The Castle of Belvoir as a tool for the management and colonization of a territory: the Castellany of Belvoir
The various transactions that appear in many deeds attest to the acquisition by the Hospitallers of villages and their land around Belvoir. Their distribution clearly shows a territorial grouping. The acquisition dates prove that the domain began forming well before the construction of the castle. No longer a mere border post, it appears as the center of an administrative and economic power, a central part of the management of a territory.

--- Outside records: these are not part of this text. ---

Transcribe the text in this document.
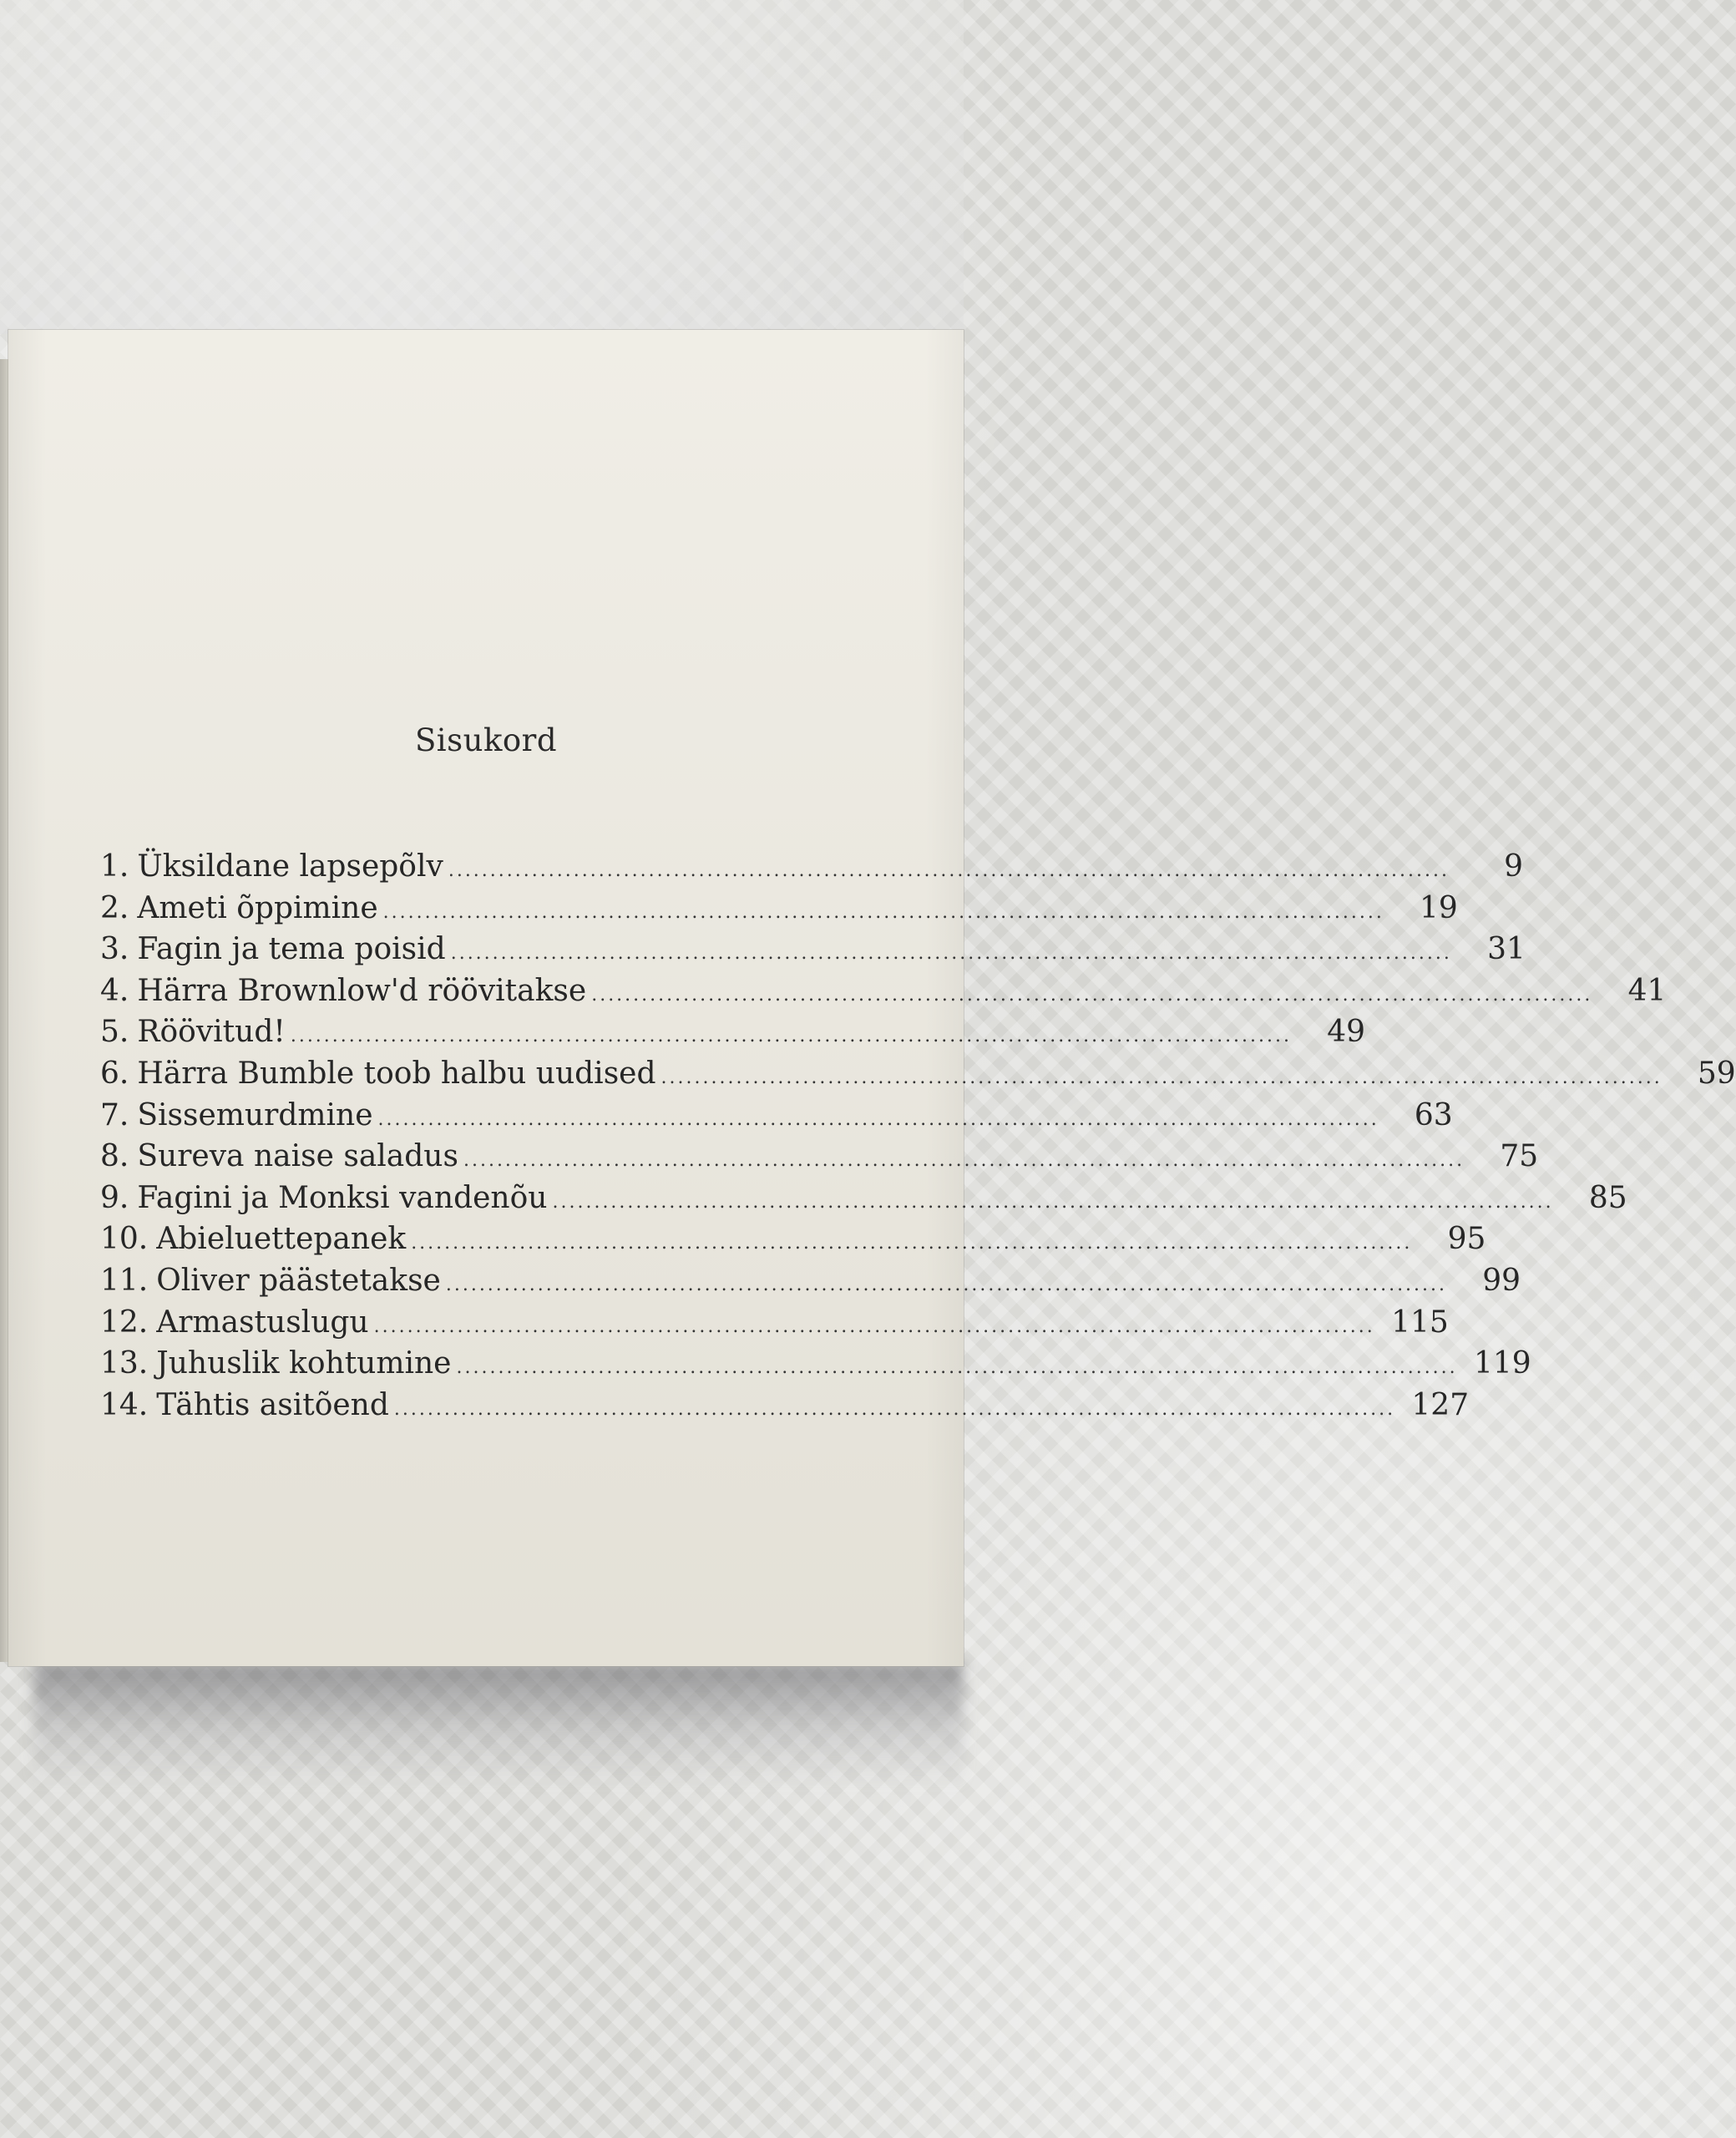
Sisukord
1. Üksildane lapsepõlv ........................................................................................................................	9
2. Ameti õppimine ........................................................................................................................	19
3. Fagin ja tema poisid ........................................................................................................................	31
4. Härra Brownlow'd röövitakse ........................................................................................................................	41
5. Röövitud! ........................................................................................................................	49
6. Härra Bumble toob halbu uudised ........................................................................................................................	59
7. Sissemurdmine ........................................................................................................................	63
8. Sureva naise saladus ........................................................................................................................	75
9. Fagini ja Monksi vandenõu ........................................................................................................................	85
10. Abieluettepanek ........................................................................................................................	95
11. Oliver päästetakse ........................................................................................................................	99
12. Armastuslugu ........................................................................................................................ 115
13. Juhuslik kohtumine ........................................................................................................................ 119
14. Tähtis asitõend ........................................................................................................................ 127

Excavations in the castle have, for example, made it possible to discover a number of fragments of sugar molds40. The sugar cane plantations and production workshops being located not on the plateau but in the valley, the presence of these utensils in the castle can only be explained by their storage and their grouping in one place from which they could be dispatched to the production centers of the Belvoir castellany.
Conclusions
In the light of available written and archaeological sources, the functions of the Frankish castle in the Holy Land are more diversified and clearer. The castle is indeed a place of military assembly from which contingents are summoned to join the ost. It constitutes a place of refuge, it can be called to support sieges, or be the point of departure of a rescue army. These various events attest the punctuality of its strategic function. On the other hand, its occupants had to carry out the various daily tasks necessary for the good management of the domain placed under the dependence of the castle. If the study of the deeds of acquisition makes it possible to define the limits of this territory and the number of villages attached to it, it is more difficult to know its populations. As for Horvat Shema41, reoccupied during the Frankish period in the castellany of Safed, the village of Coquet, created in the second third of the twelfth century, must have welcomed a Christian population, probably a mixture of Eastern Christians and Frankish settlers.
Already carried out on the castle of Safed42, studies of a territory dependent on a castle clarify the importance of the economic role of these fortified centers in the Latin East.